In vitro studies have shown that montelukast is a potent inhibitor of CYP 2C8. However, data from a clinical drug-drug interaction study involving montelukast and rosiglitazone (a probe substrate representative of medicinal products primarily metabolized by CYP 2C8) demonstrated that montelukast does not inhibit CYP 2C8 in vivo. Therefore, montelukast is not anticipated to markedly alter the metabolism of medicinal products metabolised by this enzyme (e.g., paclitaxel, rosiglitazone, and repaglinide).
In vitro studies have shown that montelukast is a substrate of CYP 2C8, and to a less significant extent, of 2C9, and 3A4. In a clinical drug-drug interaction study involving montelukast and gemfibrozil (an inhibitor of both CYP 2C8 and 2C9) gemfibrozil increased the systemic exposure of montelukast by 4.4-fold. No routine dosage adjustment of montelukast is required upon co-administration with gemfibrozil or other potent inhibitors of CYP 2C8, but the physician should be aware of the potential for an increase in adverse reactions.

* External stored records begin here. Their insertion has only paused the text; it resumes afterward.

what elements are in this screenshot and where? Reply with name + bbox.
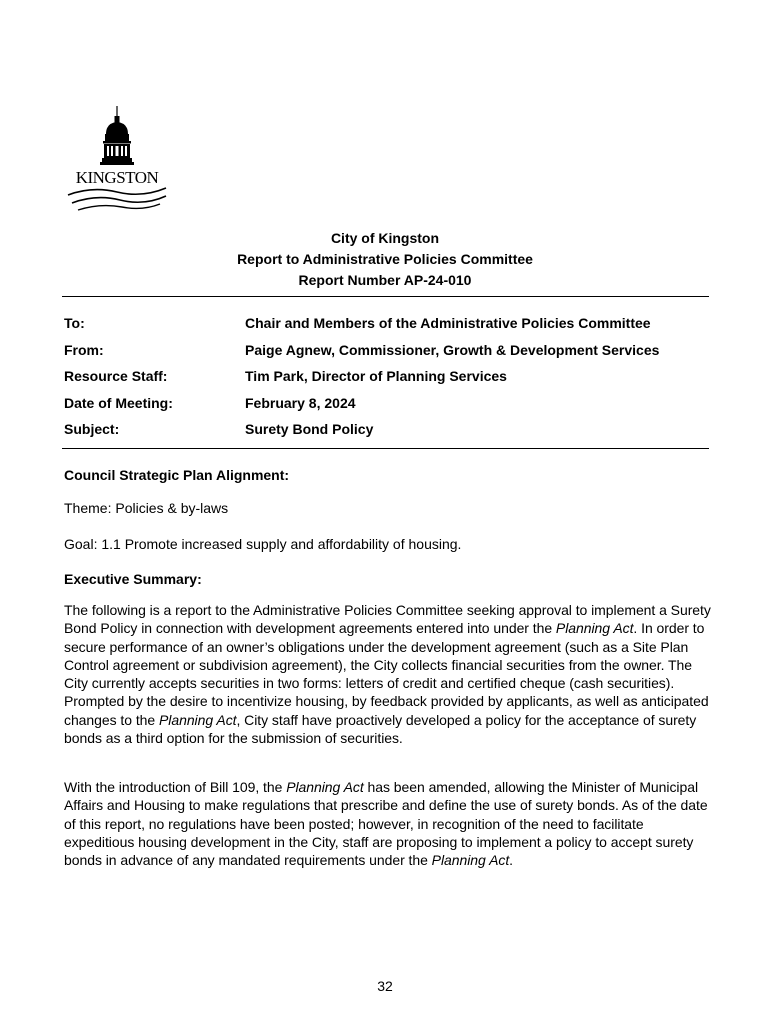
report-title-block <box>0 228 770 291</box>
header-divider-bottom <box>62 448 709 449</box>
meta-value: February 8, 2024 <box>245 394 356 411</box>
meta-label: Resource Staff: <box>64 368 168 384</box>
p2-italic: Planning Act <box>286 779 364 795</box>
p2-text: . <box>509 852 514 869</box>
p2-text: has been amended, allowing the Minister of Municipal Affairs and Housing to make regulations that prescribe and define the use of surety bonds. As of the date of this report, no regulations have been posted; however, in recognition of the need to facilitate expeditious housing development in the City, staff are proposing to implement a policy to accept surety bonds in advance of any mandated requirements under the <box>64 779 708 869</box>
header-divider-top <box>62 296 709 297</box>
meta-value: Surety Bond Policy <box>245 421 374 437</box>
p1-text: The following is a report to the Administrative Policies Committee seeking approval to implement a Surety Bond Policy in connection with development agreements entered into under the <box>64 602 711 637</box>
meta-value: Tim Park, Director of Planning Services <box>245 368 507 384</box>
meta-label: Subject: <box>64 421 120 437</box>
kingston-logo <box>62 104 172 214</box>
meta-row-to <box>64 313 710 340</box>
report-org: City of Kingston <box>330 230 440 246</box>
meta-row-resource-staff <box>64 366 710 393</box>
executive-summary-paragraph-1 <box>64 601 714 747</box>
page-number: 32 <box>377 978 393 994</box>
p1-text: . In order to secure performance of an owner’s obligations under the development agreement (such as a Site Plan Control agreement or subdivision agreement), the City collects financial securities from the owner. The City currently accepts securities in two forms: letters of credit and certified cheque (cash securities). Prompted by the desire to incentivize housing, by feedback provided by applicants, as well as anticipated changes to the <box>64 620 709 728</box>
meta-value: Paige Agnew, Commissioner, Growth & Development Services <box>245 341 660 358</box>
meta-row-subject <box>64 419 710 446</box>
meta-row-from <box>64 340 710 367</box>
p2-italic: Planning Act <box>431 852 510 869</box>
meta-value: Chair and Members of the Administrative Policies Committee <box>245 315 651 331</box>
p2-text: With the introduction of Bill 109, the <box>64 779 287 795</box>
executive-summary-heading: Executive Summary: <box>64 571 202 587</box>
alignment-heading: Council Strategic Plan Alignment: <box>64 467 290 483</box>
alignment-goal: Goal: 1.1 Promote increased supply and affordability of housing. <box>64 536 462 552</box>
p1-italic: Planning Act <box>555 620 634 637</box>
meta-label: Date of Meeting: <box>64 394 173 411</box>
p1-text: , City staff have proactively developed a policy for the acceptance of surety bonds as a third option for the submission of securities. <box>64 711 697 747</box>
meta-label: From: <box>64 341 104 358</box>
report-meta-table <box>64 313 710 446</box>
p1-italic: Planning Act <box>159 711 237 728</box>
meta-label: To: <box>64 315 85 331</box>
logo-wordmark: KINGSTON <box>75 168 159 187</box>
meta-row-date <box>64 393 710 420</box>
executive-summary-paragraph-2 <box>64 778 714 869</box>
city-hall-dome-icon <box>62 104 172 214</box>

Based on in vitro data, clinically important drug interactions with less potent inhibitors of CYP 2C8 (e.g., trimethoprim) are not anticipated. Co-administration of montelukast with itraconazole, a strong inhibitor of CYP 3A4, resulted in no significant increase in the systemic exposure of montelukast.
Storage
Store below 30°C.
Shelf Life: 24 months.
MIMS Class
Antiasthmatic & COPD Preparations / Antihistamines & Antiallergics
ATC Classification
R03DC03 - montelukast ; Belongs to the class of leukotriene receptor antagonists. Used in the systemic treatment of obstructive airway diseases.
Presentation/Packing
FC tab 10 mg (beige colored, round shape, biconvex, plain on both sides) x 10 x 10's.